妄想日記

本当にあったこと、妄想してみたことごちゃ混ぜにして全部詩にしてみた。

美人

2020-12-20 22:45:00 | 妄想日記

 綺麗な人が好きって君が言ったから。


 行きつけの居酒屋、いつもの顔ぶれ、いつも君の隣に座ったの。大学の同じグループでいつのまにか好きになってた。でも知ってたよ。私みたいな可愛くない女より、あの子みたいに美人が君は好きなんだよね。

 いつだったか、君が酔っ払って言った言葉がいつだって私の頭の中で繰り返し再生される。
   「好きなタイプは綺麗な人。」
私じゃ君の何にもなれないことがわかった瞬間だった。

 でもね、諦めたくなかったの私、少しでも綺麗になりたくて、でも、どうしたらいいのか分からなくて。ファッション雑誌で流行りの服装とか、メイクの仕方とか、ダイエット方法とか読み漁ってたくさん努力したけど、あの子みたいにはなれなくて、醜い私のままで。
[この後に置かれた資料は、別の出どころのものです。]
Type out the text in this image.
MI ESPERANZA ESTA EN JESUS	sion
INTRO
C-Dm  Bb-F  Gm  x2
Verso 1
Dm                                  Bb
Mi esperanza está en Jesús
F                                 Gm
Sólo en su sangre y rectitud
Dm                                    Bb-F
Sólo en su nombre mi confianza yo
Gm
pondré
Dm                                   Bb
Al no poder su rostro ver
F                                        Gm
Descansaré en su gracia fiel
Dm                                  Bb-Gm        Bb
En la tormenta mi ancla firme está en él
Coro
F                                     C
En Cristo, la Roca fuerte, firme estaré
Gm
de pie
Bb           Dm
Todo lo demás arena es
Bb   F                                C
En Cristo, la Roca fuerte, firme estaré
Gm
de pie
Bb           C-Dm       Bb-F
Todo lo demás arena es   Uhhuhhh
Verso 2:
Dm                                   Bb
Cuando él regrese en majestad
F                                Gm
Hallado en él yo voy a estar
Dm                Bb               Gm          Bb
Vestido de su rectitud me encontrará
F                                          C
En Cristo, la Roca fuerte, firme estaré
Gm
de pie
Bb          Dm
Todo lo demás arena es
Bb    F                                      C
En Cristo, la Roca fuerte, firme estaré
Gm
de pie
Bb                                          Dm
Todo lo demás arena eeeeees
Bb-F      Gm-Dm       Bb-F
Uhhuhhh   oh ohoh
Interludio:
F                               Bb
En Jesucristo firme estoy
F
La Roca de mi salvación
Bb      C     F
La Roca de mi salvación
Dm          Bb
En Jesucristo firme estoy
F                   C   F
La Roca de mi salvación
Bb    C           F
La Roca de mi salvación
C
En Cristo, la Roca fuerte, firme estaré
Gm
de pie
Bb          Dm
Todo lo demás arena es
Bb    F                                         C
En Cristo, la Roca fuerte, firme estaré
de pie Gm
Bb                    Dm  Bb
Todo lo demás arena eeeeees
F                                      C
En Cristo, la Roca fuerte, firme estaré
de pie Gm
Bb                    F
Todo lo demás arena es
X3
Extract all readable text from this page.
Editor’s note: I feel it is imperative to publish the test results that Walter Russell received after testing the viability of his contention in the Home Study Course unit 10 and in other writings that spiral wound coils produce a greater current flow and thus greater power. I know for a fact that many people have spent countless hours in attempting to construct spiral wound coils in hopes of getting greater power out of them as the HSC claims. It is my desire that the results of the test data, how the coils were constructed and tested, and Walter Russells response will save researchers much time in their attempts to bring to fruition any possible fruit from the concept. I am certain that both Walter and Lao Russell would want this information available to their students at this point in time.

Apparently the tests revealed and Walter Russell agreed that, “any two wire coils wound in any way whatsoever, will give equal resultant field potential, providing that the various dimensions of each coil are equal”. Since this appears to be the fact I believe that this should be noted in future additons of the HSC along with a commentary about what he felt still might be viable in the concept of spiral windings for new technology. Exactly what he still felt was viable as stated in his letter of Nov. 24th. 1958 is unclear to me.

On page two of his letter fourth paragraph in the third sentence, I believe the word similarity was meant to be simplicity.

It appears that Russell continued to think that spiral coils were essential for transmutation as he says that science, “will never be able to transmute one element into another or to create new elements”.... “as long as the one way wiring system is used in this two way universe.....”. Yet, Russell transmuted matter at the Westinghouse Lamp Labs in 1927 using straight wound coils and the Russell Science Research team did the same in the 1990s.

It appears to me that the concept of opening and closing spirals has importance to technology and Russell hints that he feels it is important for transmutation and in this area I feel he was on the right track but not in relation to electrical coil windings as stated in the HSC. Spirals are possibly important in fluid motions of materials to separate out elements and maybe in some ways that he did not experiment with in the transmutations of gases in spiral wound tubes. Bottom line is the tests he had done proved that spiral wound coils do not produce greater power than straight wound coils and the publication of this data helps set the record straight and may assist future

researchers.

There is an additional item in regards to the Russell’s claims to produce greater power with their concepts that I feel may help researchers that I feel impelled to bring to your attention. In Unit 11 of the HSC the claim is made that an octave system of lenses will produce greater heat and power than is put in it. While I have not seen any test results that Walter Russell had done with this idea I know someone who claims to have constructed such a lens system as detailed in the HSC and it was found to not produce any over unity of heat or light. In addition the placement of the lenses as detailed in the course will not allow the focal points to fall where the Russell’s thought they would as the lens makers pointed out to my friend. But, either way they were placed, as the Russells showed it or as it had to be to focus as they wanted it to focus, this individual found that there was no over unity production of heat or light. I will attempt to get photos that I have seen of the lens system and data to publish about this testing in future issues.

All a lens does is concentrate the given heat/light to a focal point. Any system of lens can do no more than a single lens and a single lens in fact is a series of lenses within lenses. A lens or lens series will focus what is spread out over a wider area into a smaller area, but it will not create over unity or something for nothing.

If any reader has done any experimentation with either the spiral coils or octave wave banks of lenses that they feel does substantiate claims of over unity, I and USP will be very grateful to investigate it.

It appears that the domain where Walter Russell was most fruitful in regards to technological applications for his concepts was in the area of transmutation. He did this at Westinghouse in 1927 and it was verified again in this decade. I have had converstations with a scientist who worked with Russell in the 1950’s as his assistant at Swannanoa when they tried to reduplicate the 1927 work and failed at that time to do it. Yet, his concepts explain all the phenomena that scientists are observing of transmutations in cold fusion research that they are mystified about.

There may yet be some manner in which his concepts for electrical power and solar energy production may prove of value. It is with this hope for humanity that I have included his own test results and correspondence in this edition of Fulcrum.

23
 だから少しでも綺麗に見られたくて、綺麗な言葉を使うようになった。そうしたら君に見てもらえるんじゃないかって汚い心で、浅はかな考えで。

 意識して、慎重に、綺麗な言葉を吐き出す。本当の私を閉じ込めた。そのうち本当が言えなくなって、綺麗な言葉で繕った。それでも君は私を見てはくれなかった。それでも浅はかな考えで、醜い心で、今日も綺麗な言葉を話すの。

 少しでも君の瞳に綺麗な私がうつることを期待しているんだ。



美人

2020-12-20 22:30:00 | poem

綺麗な人が好きって

貴方が言ったから

私は綺麗な言葉を使うようになったの

意識して

意識して

綺麗な言葉を話す

そうしたらほら

少しでも美人に見えるかなって

浅はかで醜い心で



君がいない世界

2020-12-14 07:00:00 | 妄想日記
世界を君で埋めてしまっていたから、君がいない世界をどうやって生きればいいか分からないんだ。

1月2日 初詣
1月7日 七草粥つくる!
1月11日・・・

毎日が君で埋まっていたスケジュール帳、今年もあと少し、来年のを買おうと思って書店に立ち寄った。だけど、どれを買えばいいか分からなくなってスケジュール帳のコーナーで立ち竦んだ。来年の予定なんて書かないだろうに、買って何になるんだろう。
君と別れてから季節は2つ目の真っ只中、今年の後半の予定は真っ白で。君に会うのが待ちきれなくて何度もなぞった君の名前、今はただ悲しいだけ。

君と出会うまではどんな風に生きていたんだっけ?何も覚えていないんだ。
君と海に行って海月を見た。昔海月に刺されてから海月は嫌いだったけど、君が「可愛いね」って笑ったから海月を可愛いとおもえるようになったんだ。
君が林檎が好きだって言ったから、僕は赤い物を見るとその時の君の笑顔を思い出すようになって赤色が好きになったんだ。
君が「星座はオリオン座か好きよ。まあ、オリオン座しか知らないんだけど。」って笑ったから、僕は自分の腕に3つ並んだ黒子をオリオン座のように思えて愛しく思うようになったんだ。

全部僕の世界は君で構成されていて、君で埋まっていたから、君がいなくなった世界をどうやって生きていけばいいか分からないんだ。

明日の予定も今日食べるものも、カーテンの色も全部僕の好きなようにできるのに、君の我がままは聞かなくてよくなったのに、君がいなければどうしたらいいのか、何を食べたらいいのか、何も分からなくて。

今日も君が好きだった林檎パイを食べて、君が選んだ緑色のカーテンを見つめてスケジュール帳の君の名前をなぞるだけ。

君がいない世界

2020-12-12 22:00:00 | poem

スケジュール帳のコーナーで立ち竦んだ

今年の夏までは君との予定が書かれてたけど

それも新しくしてしまえば君の名前なんてもうなくなってしまうんだ。

君と海に行ったから僕は海月を可愛いと思えた。

君が林檎が好きだって言ったから僕は赤色が好きだったし、

君がオリオン座が好きだって言ったから僕は腕に3つ並んだ黒子を愛しく思えた。

世界を君で埋めてしまっていたから、

君がいない世界をどうやって生きればいいかなんて分からなかった。

記念日の日のハコに書かれた君の名前をなぞって愛しく思った日はもう過去のことで

今は悲しみをなぞるだけ。

君がいなくなってからの予定は空白だけ。